Söders Hakenschläge und sein Populismus führen dazu, dass ihm der Ruch des Unsoliden hartnäckig in den Kleidern steckt. Und noch dazu ist er ein Ränkeschmied. Wie er den damaligen CSU-Chef Horst Seehofer in den Geschwisterkrieg mit Angela Merkel ab 2015 gehetzt hat wegen der Flüchtlinge, war vom Feinsten. Jetzt, da wahrscheinlich deutlich mehr als 600.000 neue Flüchtlinge ins Land eingereist sind, hört man keine schlauen Vorschläge mehr von Söder, wie Schutzsuchenden der Grenzübertritt vergällt werden könnte.

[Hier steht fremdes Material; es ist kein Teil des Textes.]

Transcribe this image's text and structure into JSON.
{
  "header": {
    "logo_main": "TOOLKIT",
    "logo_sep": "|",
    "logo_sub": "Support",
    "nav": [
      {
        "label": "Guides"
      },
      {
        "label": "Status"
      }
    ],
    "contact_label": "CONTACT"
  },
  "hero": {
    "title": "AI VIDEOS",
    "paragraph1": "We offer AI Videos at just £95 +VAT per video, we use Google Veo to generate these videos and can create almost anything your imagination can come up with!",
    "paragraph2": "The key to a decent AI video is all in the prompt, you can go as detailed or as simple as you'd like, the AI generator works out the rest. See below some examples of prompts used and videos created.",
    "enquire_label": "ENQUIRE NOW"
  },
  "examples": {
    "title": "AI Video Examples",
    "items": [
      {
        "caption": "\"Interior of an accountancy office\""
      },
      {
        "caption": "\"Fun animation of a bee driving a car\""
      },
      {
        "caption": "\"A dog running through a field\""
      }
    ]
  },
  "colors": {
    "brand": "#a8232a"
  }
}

Es ging Söder damals auch um die Flüchtlinge. Vermutlich aber ging es ihm zuvörderst darum, dass sich Seehofer im Streit mit Merkel die Finger verbrennen möge und Söder endlich das Erbe von Seehofer antreten könnte.

Skandale der CSU

Verschärfend kommen die Skandale in der CSU dazu. Beispiel Maskenaffäre mit ihren unappetitlich hohen Provisionen. Oder zuletzt die beiden nicht eben gut beleumundeten Generalsekretäre: der kürzlich zurückgetretene Stephan Mayer und der neu ernannte Martin Huber. Der eine ist ausfällig geworden gegenüber einem Journalisten, beim anderen sollen Teile der Doktorarbeit nicht aus der eigenen Feder stammen.

Das alles bleibt nicht ohne Folgen. Inzwischen sind die Umfragen für die CSU mit 35 bis 39 Prozent Wählerzustimmung wieder auf das Niveau des sehr schlechten Landtagswahlergebnisses von 2018 abgerutscht.

Der frühere CSU-Vorsitzende Erwin Huber sieht seine Partei schon in einer „dramatischen Situation“.